The Kassel Foundation is funding the subproject "Do intelligent decision support systems erode moral behavior?" by Prof. Dr. Oliver Hinz and Prof. Dr. Christoph Burchard to establish an interdisciplinary center for Data Science at Goethe University.
It has been frequently shown that algorithms make better predictions than humans in many application areas. Nevertheless, research reveals a divided view in regard to the use of algorithmic predictions. On the one hand, several studies document a deep-rooted distrust and avoidance of the use of algorithmically generated outputs, which is referred to as "algorithm aversion". On the other hand, empirical studies also demonstrated that individuals prefer algorithmic recommendations over those of their peers or their own judgment. This tendency is often referred to as "algorithm appreciation". However, there are controversial accounts concerning the human tendency to rely on intelligent decision support systems.

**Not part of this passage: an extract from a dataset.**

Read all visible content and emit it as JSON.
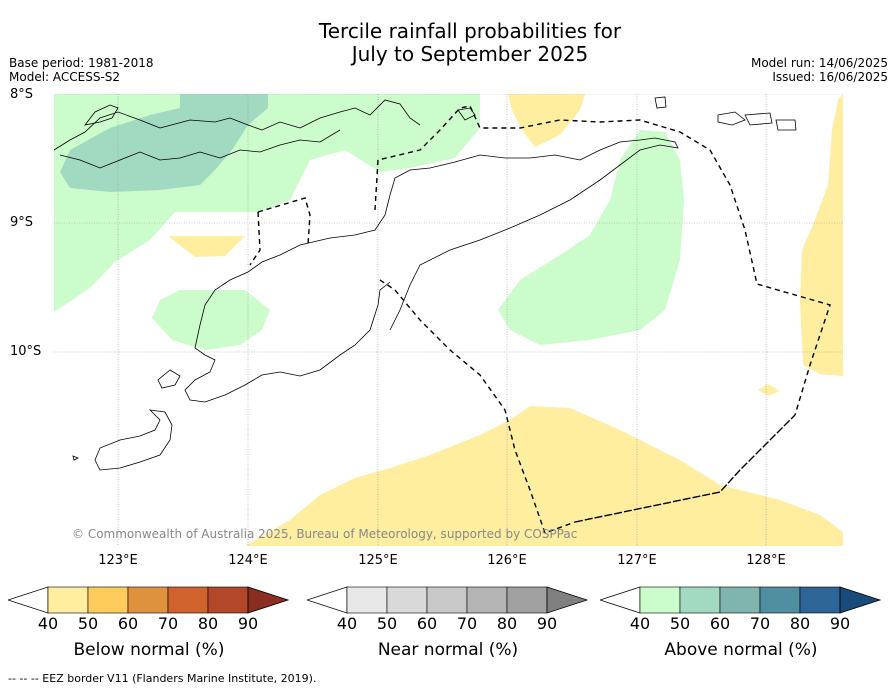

For example, in the U.S., algorithmic risk assessment systems are already used as decision support in a variety of judicial decisions, sometimes with far-reaching consequences for the defendants.
The subproject, in which Dr. Kevin Bauer and Johannes Chen are also involved, intends to contribute to this strand of the literature. The goal is to develop an intelligent decision support system, to investigate its influence on human decision making in experiments, and to derive possible implications for science and business.